According to the report there are 12 IBAs in Danger in Europe, out of a total of 356 sites spread across 102 countries and territories and High Seas. In Europe, most of them are in urgent need of protection and management. Across the top 20 sites, the main threats are: non-sustainable agricultural practices, dams or water-management-related threats, pollution and invasive species.
Some of the most threatened IBAs in Europe are:
- The Wadden Sea, a vast coastal IBA covering parts of Denmark, Germany and the Netherlands, which is an extremely important area for many waterbird migratory species, currently threatened by pollution, shipping and recreational activities
- Kaliakra IBA in Bulgaria, vital for the endangered Red-breasted Goose and many other coastal and meadow birds, currently threatened by energy production and mining
- Sa Conilera e Islotes de Bledes y Espartar, in Spain, a small but very important IBA where the critically endangered Balearic Shearwater breeds and currently threatened by a luxury boutique hotel development.

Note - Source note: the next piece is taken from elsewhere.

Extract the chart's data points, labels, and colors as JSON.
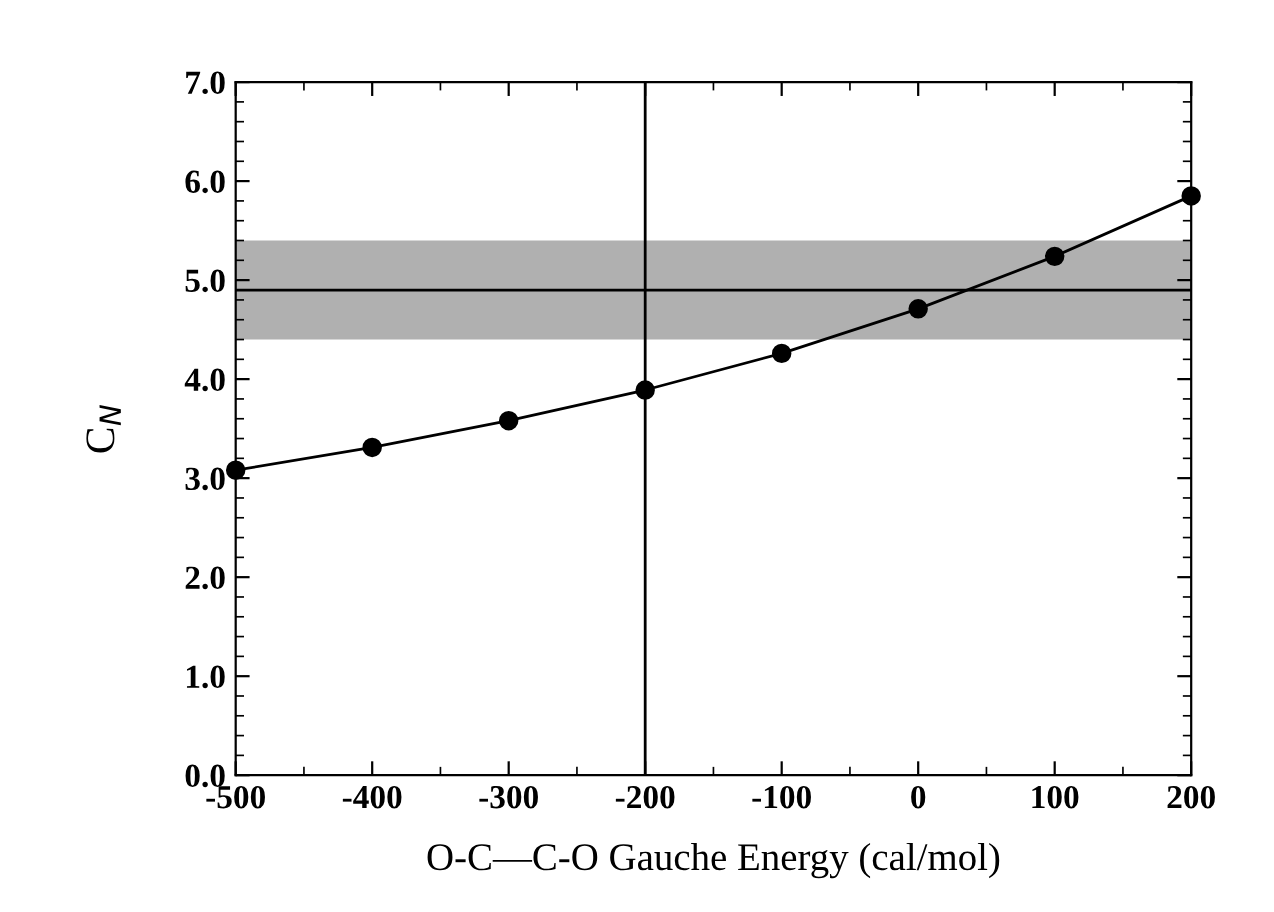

Iván Ramírez, head of Conservation at BirdLife Europe and Central Asia, stated: "IBAs are the backbone of our work in BirdLife. By launching the IBAiD campaign we make a call to protect the most endangered sites in the world. Each one of these 12 areas for Europe needs our attention, investment and management. Only by protecting these sites we wil ensure not only the survival of many endangered species, but also our legacy for future generations."
The new report — Important Bird and Biodiversity Areas: a global network for conserving nature and benefiting people — details aspects of the work of the IBA programme over the last four decades. IBAs have proved extremely influential, by helping to target conservation effort at priority sites, by stimulating the designation of formal protected areas for many sites and by inspiring similar approaches for other taxa.
'IBAs in Danger' overlap with no fewer than 56 Wetlands of International Importance. The main threats to these sites are inappropriate water management, recreation and agriculture. Yet, these areas variously provide free water treatment and flood defences and also support he livelihoods for people living around them.
Since the IBA programme's inception in the late 1970s, BirdLife International, through its 120 National Partners, has applied this influential approach to site conservation in virtually all the world's countries and territories, both on land and at sea. As a result, in addition to the programme's significant direct contribution to bird and wider biodiversity conservation, many hundreds of protected areas have been designated as a direct consequence of their recognition as IBAs. IBAs have also had considerable and, indeed, increasing relevance in developing responses to a number of wider environmental issues, such as habitat loss, ecosystem degradation, sustainable resource use and climate change.